A alegria dela era mais do que ter missão cumprida, era o sentimento de ter dado aos filhos o que tanto sonhavam.
"Deu tudo certo e foi um presente de Dia das Mães. Eu fico feliz pelos meninos estarem em casa, no lugar deles, na casa deles. Pra mim não tem preço poder fazer parte dessa conquista", diz.
Mãe durante um mês por amor, comoção e carinho, ela resume como serão os próximos capítulos desta história. "E vou continuar sendo. Agora o final de semana eles vem passar comigo. Eles sentem demais a minha falta, a mãe deles disse. E eu também sinto deles". A frase dita emociona não só pela data, mas por ver que a atenção de uma professora deu um lar à uma família.
Na casa dos meninos, Alexandra agora é a irmã que dona Rose já não tinha contato há muito tempo. Ainda com camas, colchões e móveis para fora da casa, no fogão, o feijão que estava cozinhando cheirava tão bem, dando à nova casa o jeito de lar.
Os meninos não sabiam para onde iam de tanta felicidade. De minuto em minuto chamavam a equipe do Lado B para mostrar onde seria o quarto.
Dona Rose, mãe das crianças é Rosimeire Bezerra da Silva, 32 anos, recicladora. E sentiu na pele o desespero de não ter um teto para morar. "Eu não sabia para onde ia, até que a Alexandra tomou a história para si", conta.
A mãe, assim como os filhos, era sorriso que quase não cabia no rosto. "Nunca esperava que uma professora ia ter a força e a coragem que ela teve". Os olhos brilhavam a cada vez que ela mostrava os cômodos da casa modesta, mas agora própria, da família.
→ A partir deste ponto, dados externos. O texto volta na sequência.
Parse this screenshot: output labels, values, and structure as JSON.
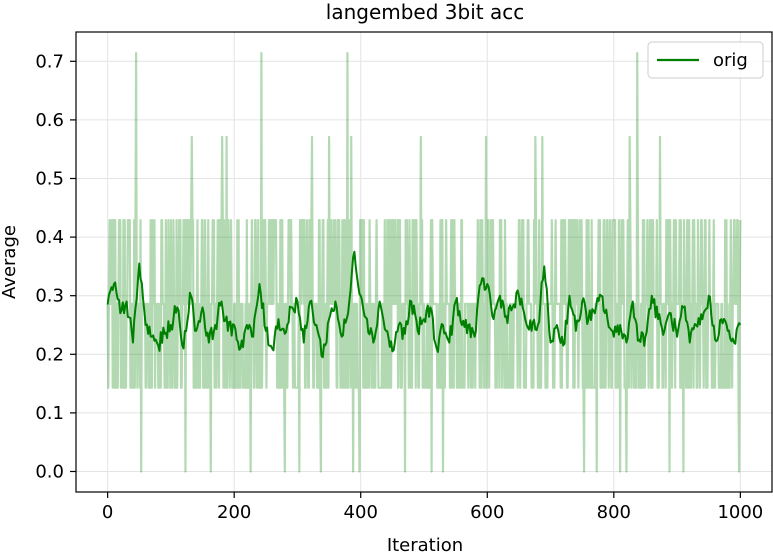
{
  "chart_data": {
    "type": "line",
    "title": "langembed 3bit acc",
    "xlabel": "Iteration",
    "ylabel": "Average",
    "xlim": [
      -50,
      1050
    ],
    "ylim": [
      -0.035,
      0.75
    ],
    "xticks": [
      0,
      200,
      400,
      600,
      800,
      1000
    ],
    "yticks": [
      0.0,
      0.1,
      0.2,
      0.3,
      0.4,
      0.5,
      0.6,
      0.7
    ],
    "xtick_labels": [
      "0",
      "200",
      "400",
      "600",
      "800",
      "1000"
    ],
    "ytick_labels": [
      "0.0",
      "0.1",
      "0.2",
      "0.3",
      "0.4",
      "0.5",
      "0.6",
      "0.7"
    ],
    "grid": true,
    "legend_position": "top-right",
    "raw_levels": [
      0.0,
      0.143,
      0.286,
      0.429,
      0.571,
      0.714
    ],
    "raw_typical_range": [
      0.143,
      0.429
    ],
    "raw_spikes": [
      {
        "x": 45,
        "y": 0.714
      },
      {
        "x": 53,
        "y": 0.0
      },
      {
        "x": 123,
        "y": 0.0
      },
      {
        "x": 133,
        "y": 0.571
      },
      {
        "x": 163,
        "y": 0.0
      },
      {
        "x": 181,
        "y": 0.571
      },
      {
        "x": 188,
        "y": 0.571
      },
      {
        "x": 226,
        "y": 0.0
      },
      {
        "x": 243,
        "y": 0.714
      },
      {
        "x": 280,
        "y": 0.0
      },
      {
        "x": 303,
        "y": 0.0
      },
      {
        "x": 323,
        "y": 0.571
      },
      {
        "x": 337,
        "y": 0.0
      },
      {
        "x": 350,
        "y": 0.571
      },
      {
        "x": 379,
        "y": 0.714
      },
      {
        "x": 385,
        "y": 0.571
      },
      {
        "x": 388,
        "y": 0.0
      },
      {
        "x": 398,
        "y": 0.0
      },
      {
        "x": 470,
        "y": 0.0
      },
      {
        "x": 495,
        "y": 0.571
      },
      {
        "x": 512,
        "y": 0.0
      },
      {
        "x": 530,
        "y": 0.0
      },
      {
        "x": 598,
        "y": 0.571
      },
      {
        "x": 676,
        "y": 0.571
      },
      {
        "x": 687,
        "y": 0.571
      },
      {
        "x": 753,
        "y": 0.0
      },
      {
        "x": 773,
        "y": 0.0
      },
      {
        "x": 810,
        "y": 0.0
      },
      {
        "x": 820,
        "y": 0.0
      },
      {
        "x": 825,
        "y": 0.571
      },
      {
        "x": 837,
        "y": 0.714
      },
      {
        "x": 873,
        "y": 0.571
      },
      {
        "x": 888,
        "y": 0.0
      },
      {
        "x": 910,
        "y": 0.0
      },
      {
        "x": 998,
        "y": 0.0
      }
    ],
    "series": [
      {
        "name": "orig",
        "color": "#008000",
        "x": [
          0,
          10,
          20,
          30,
          40,
          50,
          60,
          70,
          80,
          90,
          100,
          110,
          120,
          130,
          140,
          150,
          160,
          170,
          180,
          190,
          200,
          210,
          220,
          230,
          240,
          250,
          260,
          270,
          280,
          290,
          300,
          310,
          320,
          330,
          340,
          350,
          360,
          370,
          380,
          390,
          400,
          410,
          420,
          430,
          440,
          450,
          460,
          470,
          480,
          490,
          500,
          510,
          520,
          530,
          540,
          550,
          560,
          570,
          580,
          590,
          600,
          610,
          620,
          630,
          640,
          650,
          660,
          670,
          680,
          690,
          700,
          710,
          720,
          730,
          740,
          750,
          760,
          770,
          780,
          790,
          800,
          810,
          820,
          830,
          840,
          850,
          860,
          870,
          880,
          890,
          900,
          910,
          920,
          930,
          940,
          950,
          960,
          970,
          980,
          990,
          1000
        ],
        "values": [
          0.285,
          0.32,
          0.27,
          0.29,
          0.22,
          0.355,
          0.25,
          0.23,
          0.215,
          0.235,
          0.25,
          0.28,
          0.21,
          0.305,
          0.24,
          0.28,
          0.22,
          0.25,
          0.29,
          0.24,
          0.25,
          0.21,
          0.25,
          0.23,
          0.32,
          0.24,
          0.21,
          0.26,
          0.235,
          0.28,
          0.29,
          0.22,
          0.29,
          0.25,
          0.195,
          0.26,
          0.29,
          0.23,
          0.27,
          0.375,
          0.3,
          0.26,
          0.22,
          0.29,
          0.24,
          0.205,
          0.25,
          0.235,
          0.29,
          0.24,
          0.26,
          0.28,
          0.21,
          0.25,
          0.22,
          0.29,
          0.25,
          0.25,
          0.23,
          0.32,
          0.32,
          0.26,
          0.3,
          0.265,
          0.28,
          0.3,
          0.26,
          0.24,
          0.25,
          0.35,
          0.22,
          0.25,
          0.215,
          0.3,
          0.24,
          0.29,
          0.26,
          0.27,
          0.3,
          0.26,
          0.23,
          0.25,
          0.22,
          0.29,
          0.225,
          0.23,
          0.3,
          0.26,
          0.24,
          0.27,
          0.23,
          0.28,
          0.22,
          0.25,
          0.26,
          0.3,
          0.225,
          0.26,
          0.24,
          0.22,
          0.25
        ]
      }
    ]
  }
}
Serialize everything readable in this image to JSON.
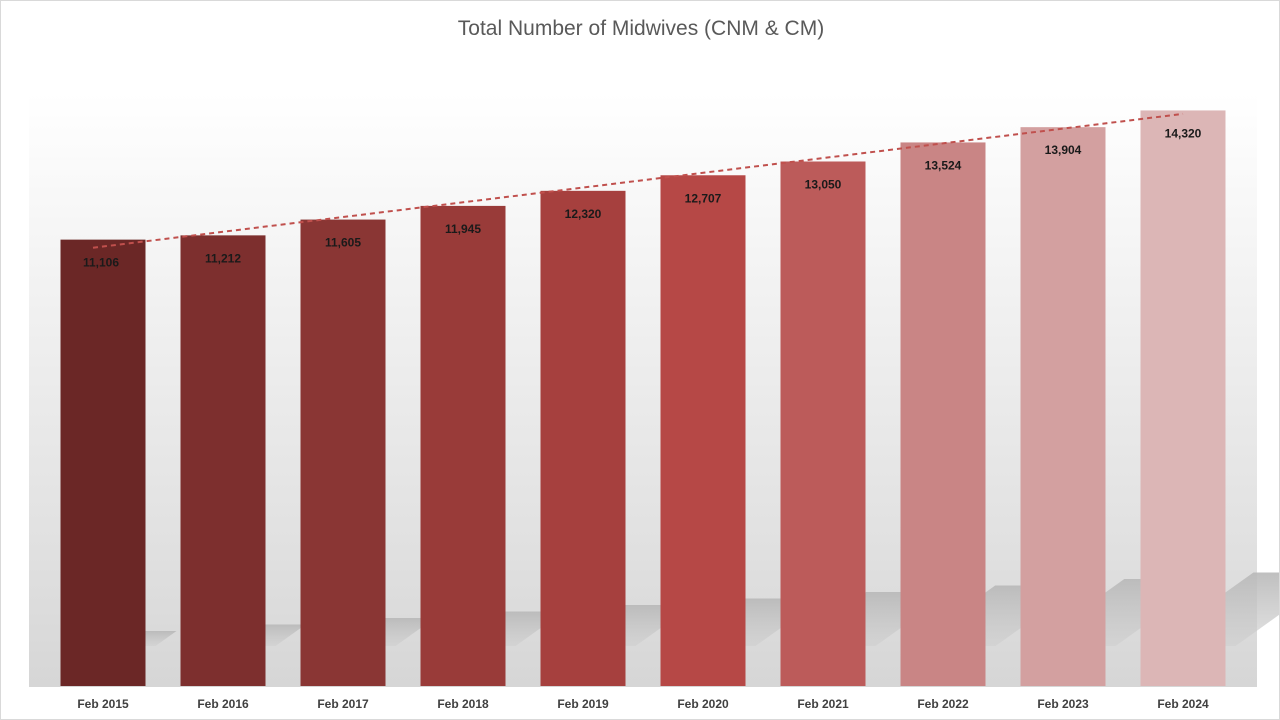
{
  "chart_data": {
    "type": "bar",
    "title": "Total Number of Midwives (CNM & CM)",
    "categories": [
      "Feb 2015",
      "Feb 2016",
      "Feb 2017",
      "Feb 2018",
      "Feb 2019",
      "Feb 2020",
      "Feb 2021",
      "Feb 2022",
      "Feb 2023",
      "Feb 2024"
    ],
    "values": [
      11106,
      11212,
      11605,
      11945,
      12320,
      12707,
      13050,
      13524,
      13904,
      14320
    ],
    "value_labels": [
      "11,106",
      "11,212",
      "11,605",
      "11,945",
      "12,320",
      "12,707",
      "13,050",
      "13,524",
      "13,904",
      "14,320"
    ],
    "series_name": "Total Number of Midwives",
    "trendline": {
      "type": "linear",
      "style": "dashed"
    },
    "ylim": [
      0,
      15600
    ],
    "xlabel": "",
    "ylabel": "",
    "grid": false,
    "legend": "none",
    "colors": {
      "bars": [
        "#6b2726",
        "#7d2f2e",
        "#8a3634",
        "#993b39",
        "#a6403e",
        "#b64846",
        "#bc5b5a",
        "#c98585",
        "#d3a0a0",
        "#dcb6b6"
      ],
      "trendline": "#c0504d",
      "background_top": "#ffffff",
      "background_bottom": "#dcdcdc",
      "shadow": "#bdbdbd"
    }
  }
}
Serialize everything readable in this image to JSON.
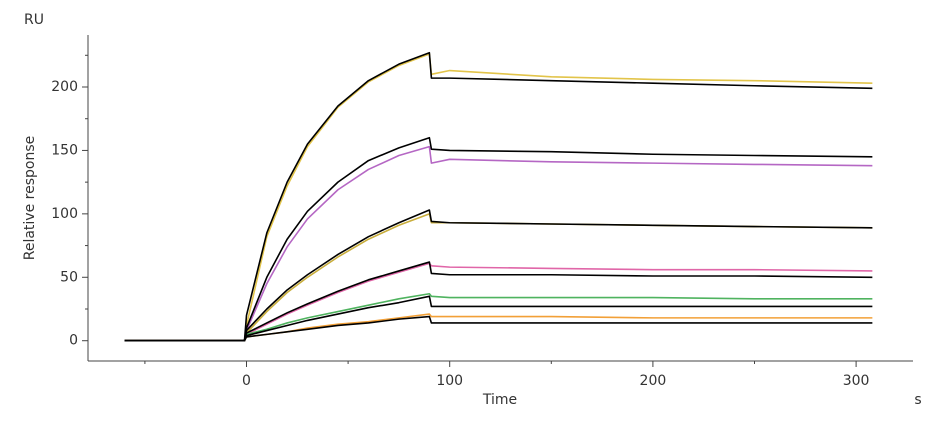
{
  "chart_data": {
    "type": "line",
    "y_unit": "RU",
    "ylabel": "Relative response",
    "xlabel": "Time",
    "x_unit": "s",
    "x": [
      -60,
      -1,
      0,
      10,
      20,
      30,
      45,
      60,
      75,
      90,
      91,
      100,
      150,
      200,
      250,
      308
    ],
    "xlim": [
      -78,
      328
    ],
    "ylim": [
      -16,
      241
    ],
    "xticks": [
      0,
      100,
      200,
      300
    ],
    "yticks": [
      0,
      50,
      100,
      150,
      200
    ],
    "x_minor_ticks": [
      -50,
      50,
      150,
      250
    ],
    "y_minor_ticks": [
      25,
      75,
      125,
      175,
      225
    ],
    "series": [
      {
        "color": "#e2c44a",
        "values": [
          0,
          0,
          12,
          82,
          122,
          153,
          184,
          204,
          217,
          226,
          210,
          213,
          208,
          206,
          205,
          203
        ]
      },
      {
        "color": "#b567c4",
        "values": [
          0,
          0,
          8,
          45,
          74,
          96,
          119,
          135,
          146,
          153,
          140,
          143,
          141,
          140,
          139,
          138
        ]
      },
      {
        "color": "#c9ae3c",
        "values": [
          0,
          0,
          6,
          23,
          38,
          50,
          66,
          80,
          91,
          100,
          93,
          93,
          92,
          91,
          90,
          89
        ]
      },
      {
        "color": "#e066a8",
        "values": [
          0,
          0,
          5,
          13,
          21,
          28,
          38,
          47,
          54,
          61,
          59,
          58,
          57,
          56,
          56,
          55
        ]
      },
      {
        "color": "#4fb35f",
        "values": [
          0,
          0,
          5,
          9,
          14,
          18,
          23,
          28,
          33,
          37,
          35,
          34,
          34,
          34,
          33,
          33
        ]
      },
      {
        "color": "#f2a037",
        "values": [
          0,
          0,
          3,
          5,
          7,
          10,
          13,
          15,
          18,
          21,
          19,
          19,
          19,
          18,
          18,
          18
        ]
      },
      {
        "color": "#000000",
        "values": [
          0,
          0,
          20,
          85,
          125,
          155,
          185,
          205,
          218,
          227,
          207,
          207,
          205,
          203,
          201,
          199
        ]
      },
      {
        "color": "#000000",
        "values": [
          0,
          0,
          10,
          50,
          80,
          102,
          125,
          142,
          152,
          160,
          151,
          150,
          149,
          147,
          146,
          145
        ]
      },
      {
        "color": "#000000",
        "values": [
          0,
          0,
          8,
          25,
          40,
          52,
          68,
          82,
          93,
          103,
          94,
          93,
          92,
          91,
          90,
          89
        ]
      },
      {
        "color": "#000000",
        "values": [
          0,
          0,
          6,
          14,
          22,
          29,
          39,
          48,
          55,
          62,
          53,
          52,
          52,
          51,
          51,
          50
        ]
      },
      {
        "color": "#000000",
        "values": [
          0,
          0,
          4,
          8,
          12,
          16,
          21,
          26,
          30,
          35,
          27,
          27,
          27,
          27,
          27,
          27
        ]
      },
      {
        "color": "#000000",
        "values": [
          0,
          0,
          3,
          5,
          7,
          9,
          12,
          14,
          17,
          19,
          14,
          14,
          14,
          14,
          14,
          14
        ]
      }
    ]
  }
}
"Vem almoçar conosco no domingo, é só avisar antes que eu ponho mais água no feijão", diz à equipe de repórter e fotógrafo. O convite simples de alguém que recorda de todos os dias das mães que viveu. "Todos para mim foram especiais, sempre são né. Mas este foi uma benção de Deus. Não teria presente melhor. Eu sempre fui assim, feliz. Mas agora a felicidade está completa".
Para Dona Rose, o gesto da professora é realmente coisa de mãe. "Ela foi um anjo de Deus para mim. Já faz parte da minha casa, ela veio para tampar o vazio, o que faltava", compara.
Neste domingo, Alexandra vai passar a data fora da cidade, mas com o coração lá no Dom Antônio Barbosa, onde estão, com a ajuda dela, os filhos que ela pode escolher.